Section of Pulmonary and Critical Care Medicine, University of New Mexico, Albuquerque, New Mexico, USA.
Department of Respiratory Medicine, Zaans Medical Center, Zaandam, The Netherlands.
Curr Opin Pulm Med. 2021 Jan;27(1):45-53. doi: 10.1097/MCP.0000000000000744.
Although respiratory viruses are common triggers of asthma exacerbation, it is unknown whether this also applies to infection with SARS-CoV-2. Indeed, patients with asthma and allergy appear underrepresented in large reports of COVID-19 cases worldwide. In this review, we evaluate existing literature on this topic and potential underlying mechanisms for any interrelationship between asthma and COVID-19.
Data from several preclinical and clinical reports suggest a lower susceptibility for COVID-19 in patients with underlying type 2 airway inflammation including asthma that may be related to a reduced expression of ACE2 and TMPRSS2 receptors for SARS-CoV-2. Corticosteroids further decrease expression of the ACE2 and TMPRSS2 receptors, hence may also have a protective effect against infection with SARS-CoV-2. In addition, some studies suggest that the reported improvement in asthma control and a reduction in asthma exacerbations during the COVID-19 pandemic may be related to improvement in adherence to controller therapy and reduced exposure to triggers, such as other respiratory viruses and air pollutants. Recent data point towards differential susceptibility for COVID-19 among asthma patients based on their phenotype and/or endotype. On the basis of existing evidence, continuation with controller therapies is recommended for all patients with asthma.
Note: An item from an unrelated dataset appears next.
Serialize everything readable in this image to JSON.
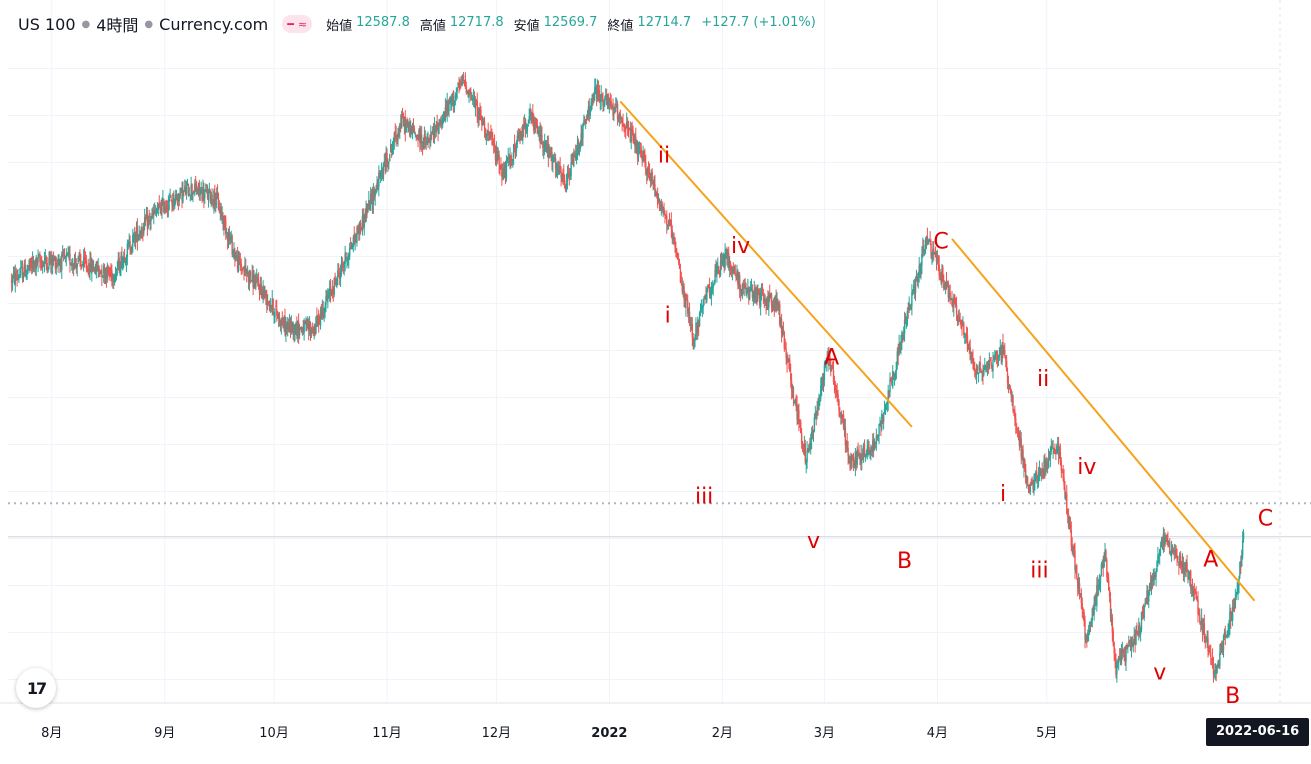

For patients with severe uncontrolled asthma infected by SARS-CoV-2, adjustment of controllers and biologics should be based on a multidisciplinary decision.
Underrepresentation of SARS-CoV-2-infected patients with asthma and related allergic diseases may be based on potentially protective underlying mechanisms, such as type 2 airway inflammation, downregulation of ACE2/TMPRSS2 receptors, reduced exposures to triggers and improved adherence to controller medications. Although it is imperative that control should be maintained and asthma medications be continued in all patients, management of patients with severe uncontrolled asthma infected by SARS-CoV-2 including adjustment of controllers and biologics should be discussed on an individual basis.
虽然呼吸道病毒是哮喘加重的常见诱因,但尚不清楚这是否也适用于 SARS-CoV-2 感染。事实上,在全球范围内关于 COVID-19 病例的大型报告中,哮喘和过敏患者似乎代表性不足。在这篇综述中,我们评估了关于这一主题的现有文献以及哮喘和 COVID-19 之间任何相互关系的潜在潜在机制。
来自几项临床前和临床报告的数据表明,在患有潜在 2 型气道炎症的患者中,包括哮喘患者,COVID-19 的易感性较低,这可能与 ACE2 和 SARS-CoV-2 的 TMPRSS2 受体表达减少有关。皮质类固醇进一步降低 ACE2 和 TMPRSS2 受体的表达,因此也可能对 SARS-CoV-2 感染具有保护作用。此外,一些研究表明,在 COVID-19 大流行期间报告的哮喘控制改善和哮喘恶化减少可能与控制治疗的依从性提高以及减少接触其他呼吸道病毒和空气污染物等诱因有关。最近的数据表明,基于哮喘患者的表型和/或内型,他们对 COVID-19 的易感性存在差异。根据现有证据,建议所有哮喘患者继续使用控制器疗法。对于感染 SARS-CoV-2 的严重未控制的哮喘患者,应根据多学科决策调整控制器和生物制剂。
哮喘和相关过敏性疾病的 SARS-CoV-2 感染患者代表性不足可能基于潜在的保护机制,例如 2 型气道炎症、ACE2/TMPRSS2 受体下调、减少接触触发因素和提高对控制器药物的依从性。尽管在所有患者中保持控制和继续使用哮喘药物是至关重要的,但应根据个体情况讨论感染 SARS-CoV-2 的严重未控制的哮喘患者的管理,包括调整控制器和生物制剂。